Le son de voix d’Adélaïde, si présent à mon souvenir, me l’avait fait reconnaître dès le premier mot qu’elle avait prononcé. Quelle expression pourrait représenter ce qui se passait alors dans mon cœur ! Tout ce que l’amour le plus tendre, tout ce que la pitié, tout ce que le désespoir peuvent faire sentir, je l’éprouvai dans ce moment.

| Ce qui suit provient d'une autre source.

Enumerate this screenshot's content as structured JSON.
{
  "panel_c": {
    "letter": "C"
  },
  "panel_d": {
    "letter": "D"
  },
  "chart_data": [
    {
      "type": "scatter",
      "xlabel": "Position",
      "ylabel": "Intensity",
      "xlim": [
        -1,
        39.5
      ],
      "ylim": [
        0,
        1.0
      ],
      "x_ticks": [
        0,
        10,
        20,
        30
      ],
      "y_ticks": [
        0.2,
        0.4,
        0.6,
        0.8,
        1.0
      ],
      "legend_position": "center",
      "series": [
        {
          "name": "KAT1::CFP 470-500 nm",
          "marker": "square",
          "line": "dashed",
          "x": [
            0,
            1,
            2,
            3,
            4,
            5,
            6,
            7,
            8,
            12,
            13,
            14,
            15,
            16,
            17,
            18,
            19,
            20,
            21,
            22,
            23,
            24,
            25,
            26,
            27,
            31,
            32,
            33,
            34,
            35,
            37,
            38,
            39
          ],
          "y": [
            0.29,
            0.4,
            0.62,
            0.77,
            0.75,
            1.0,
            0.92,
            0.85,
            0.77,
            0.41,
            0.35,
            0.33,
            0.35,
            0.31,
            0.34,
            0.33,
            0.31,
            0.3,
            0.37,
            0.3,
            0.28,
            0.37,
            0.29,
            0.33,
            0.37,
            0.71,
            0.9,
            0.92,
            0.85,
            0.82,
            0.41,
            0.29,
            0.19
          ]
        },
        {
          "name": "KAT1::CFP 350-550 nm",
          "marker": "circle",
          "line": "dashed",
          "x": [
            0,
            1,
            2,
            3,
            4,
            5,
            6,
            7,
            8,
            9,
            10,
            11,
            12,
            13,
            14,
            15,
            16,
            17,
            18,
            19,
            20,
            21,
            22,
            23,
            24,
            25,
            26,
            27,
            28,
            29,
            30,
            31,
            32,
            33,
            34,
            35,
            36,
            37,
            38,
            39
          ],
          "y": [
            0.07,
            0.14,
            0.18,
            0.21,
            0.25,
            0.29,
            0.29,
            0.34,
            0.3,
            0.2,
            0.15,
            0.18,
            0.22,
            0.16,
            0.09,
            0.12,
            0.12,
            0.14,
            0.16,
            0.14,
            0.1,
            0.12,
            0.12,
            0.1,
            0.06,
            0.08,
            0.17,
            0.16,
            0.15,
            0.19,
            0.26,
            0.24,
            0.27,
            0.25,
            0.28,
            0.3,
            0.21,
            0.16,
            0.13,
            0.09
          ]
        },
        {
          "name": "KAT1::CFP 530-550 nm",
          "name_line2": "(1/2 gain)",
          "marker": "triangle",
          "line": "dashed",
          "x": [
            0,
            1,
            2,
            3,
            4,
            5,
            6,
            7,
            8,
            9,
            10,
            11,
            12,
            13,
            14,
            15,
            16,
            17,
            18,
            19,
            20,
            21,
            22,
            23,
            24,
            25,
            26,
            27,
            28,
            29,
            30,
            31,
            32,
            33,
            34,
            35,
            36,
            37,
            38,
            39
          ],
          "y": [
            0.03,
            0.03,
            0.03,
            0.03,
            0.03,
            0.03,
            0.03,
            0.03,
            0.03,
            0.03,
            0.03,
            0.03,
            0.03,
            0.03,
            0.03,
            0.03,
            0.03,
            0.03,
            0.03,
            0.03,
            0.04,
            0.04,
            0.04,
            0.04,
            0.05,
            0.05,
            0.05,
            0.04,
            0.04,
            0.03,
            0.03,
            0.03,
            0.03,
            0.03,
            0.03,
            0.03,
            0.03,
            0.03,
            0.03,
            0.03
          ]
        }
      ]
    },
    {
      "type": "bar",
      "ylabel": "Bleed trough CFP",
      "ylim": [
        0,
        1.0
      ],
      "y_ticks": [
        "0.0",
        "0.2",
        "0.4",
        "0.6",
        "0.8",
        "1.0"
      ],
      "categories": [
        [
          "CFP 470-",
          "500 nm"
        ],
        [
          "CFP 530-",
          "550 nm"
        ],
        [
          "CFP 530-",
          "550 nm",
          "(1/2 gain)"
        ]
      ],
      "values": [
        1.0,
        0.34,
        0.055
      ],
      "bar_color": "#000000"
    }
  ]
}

J’étais prosterné comme les autres religieux. Tant qu’elle avait parlé, la crainte de perdre une de ses paroles avait retenu mes cris ; mais, quand je compris qu’elle avait expiré, j’en fis de si douloureux, que les religieux vinrent à moi, et me relevèrent. Je me démêlai de leurs bras, je courus me jeter à genoux auprès du corps d’Adélaïde ; je lui prenais les mains, que j’arrosais de mes larmes. Je vous ai donc perdue une seconde fois, ma chère Adélaïde, m’écriai-je, et je vous ai perdue pour toujours ! Quoi ! vous avez été si long-temps auprès de moi, et mon cœur ingrat ne vous a pas reconnue ! Nous ne nous séparerons du moins jamais ; la mort, moins barbare que mon père, ajoutai-je, en la serrant entre mes bras, va nous unir malgré lui.